DW Akademie and its partners created games that help young people with trauma develop media and information literacy skills.
From cyberbullying to fake news, young people encounter dangers every time they go online. This is where media and information literacy (MIL) can help. MIL teaches skills to fight disinformation, hate speech and harassment. For younger users, whose lives often play out online, these skills are critical to functioning safely in the digital world.
Yet keeping the attention of young media users, especially those who have dealt with trauma, can be difficult. DW Akademie and its partner Public Media Academy Juniors have been developing new games for Ukrainian students to hone their media literacy while keeping their specific needs in mind.
"These young people have suffered and continue to suffer trauma," said Yulia Alekseeva, a DW Akademie project manager. "Therefore we have to keep their attention and do it with sensitivity."
DW Akademie's trainers noted that young people began to appear less attentive at online trainings during the COVID-19 pandemic. With students locked inside, many of them attending school online, having extracurricular online meetings was ineffective. Students suffered from both lagging attention and remembering what they had learned.
Russia's full-scale invasion of Ukraine followed the pandemic lockdown and exacerbated the problem. The war has forced many students out of their homes to other parts of Ukraine or the country altogether. Ukraine seemed to experience collective trauma and, at the same time, online mis- and disinformation flourished.
The solution: make it fun. DW Akademie's network of MIL experts took MIL concepts and developed board games and other formats.
Victor Pichuhin (left) plays his Dungeons & Dragons-inspired MIL game with participants at the 2024 Global Media Forum.
The games are specifically designed with Ukrainian teenagers in mind and connect MIL principles with creative approaches. MIL trainers host the games and are supported by team members who have experience dealing with trauma.
In The Museum of Forgotten Tales, Ukrainian journalist Victor Pichuhin uses immersive storytelling like that of Dungeons & Dragons, bringing adventurers through a series of rooms in a fantastic museum. Through each ordeal, heroes must ask the right questions and discern the truth from the stories they hear to make the right decisions.

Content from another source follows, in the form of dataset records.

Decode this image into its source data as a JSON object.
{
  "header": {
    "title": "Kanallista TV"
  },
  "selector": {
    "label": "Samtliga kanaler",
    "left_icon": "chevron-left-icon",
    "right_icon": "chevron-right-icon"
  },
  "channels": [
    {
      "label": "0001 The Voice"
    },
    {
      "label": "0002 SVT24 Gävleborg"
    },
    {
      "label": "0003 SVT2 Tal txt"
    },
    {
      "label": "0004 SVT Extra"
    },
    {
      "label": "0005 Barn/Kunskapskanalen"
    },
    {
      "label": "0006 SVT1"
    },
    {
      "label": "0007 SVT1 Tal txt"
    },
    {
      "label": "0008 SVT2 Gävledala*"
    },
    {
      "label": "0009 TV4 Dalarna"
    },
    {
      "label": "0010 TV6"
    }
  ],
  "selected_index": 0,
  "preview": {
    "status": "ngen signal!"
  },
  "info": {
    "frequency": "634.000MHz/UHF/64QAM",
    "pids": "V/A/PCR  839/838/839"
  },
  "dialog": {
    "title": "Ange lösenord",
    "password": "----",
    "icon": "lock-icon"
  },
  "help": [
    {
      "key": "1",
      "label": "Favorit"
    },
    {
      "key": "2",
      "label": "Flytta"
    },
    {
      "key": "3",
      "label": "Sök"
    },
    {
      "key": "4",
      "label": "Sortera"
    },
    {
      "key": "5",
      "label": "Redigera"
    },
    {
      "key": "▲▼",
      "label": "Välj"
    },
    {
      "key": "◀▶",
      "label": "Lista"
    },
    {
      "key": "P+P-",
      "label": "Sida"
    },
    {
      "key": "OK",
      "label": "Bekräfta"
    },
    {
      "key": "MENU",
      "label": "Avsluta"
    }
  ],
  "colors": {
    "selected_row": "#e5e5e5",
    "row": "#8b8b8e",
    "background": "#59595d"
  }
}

"When I play this game, I feel I'm in a safe space," said 17-year-old player Sofiia. "I can communicate with my peers and be creative. I imagine being the hero and it empowers me a lot."
A young Ukrainian player Sofiia (right) introduces The Museum of Forgotten Tales at an event in Bonn, Germany
In Media Busters, participants play as either a media house or a media buster. As a media house, they try to build a complete working media organization, including platforms and editorial teams. As media busters, they work to thwart the media organization at every turn. Players learn how a media organization works, what platforms are important and how the pieces come together to produce news.
The MIL mobile escape room, designed by Arminas Varanauskas of the Knowledge Economy Forum Lithuania, can be taken anywhere. It consists of puzzles whereby students must identify AI images, decode messages and find facts to escape.
The team is also developing a pop-up escape room that will travel through Ukraine and other European countries and can be set up in libraries, museums and cultural centers.
Beyond Ukraine, DW Akademie partners use gamification to teach MIL in other countries.
In the Baltics, DW Akademie and its partners have created games for the region,which, like Ukraine, is heavily affected by Russian disinformation.
And in Bolivia, the media outlet Muy Waso has developed Bomba Viral, a board game of practical exercises in which players must overcome the virus of misinformation.
"Bomba Viral generates spaces for dialogue and collaborative work," says Jhoselin Granados, Muy Waso's project manager. "We can't face the disinformation monster individually. We need to act as a team to counteract its rapid advance."
These approaches have a much more broad appeal and can connect with students that MIL might not have resonated with before. The sessions and trainings are foremost about active MIL skill development for its players.
"The best thing about games is that they are for everyone," said MIL and gamification expert Arminas Varanauskas. "Usually those students who like to sit in the last rows, who sometimes are referred to as 'troublemakers' are the ones who are the most engaged in the games."
Like in social media, learning is all about engagement. These MIL games offer both the hook and the opportunity to expand young people's media skills.
MIL games in Ukraine have been developed with Public Media Academy and are funded by the European Union and the German Federal Foreign Office. Bomba Viral was developed with support from the German Federal Ministry for Development and Cooperation (BMZ).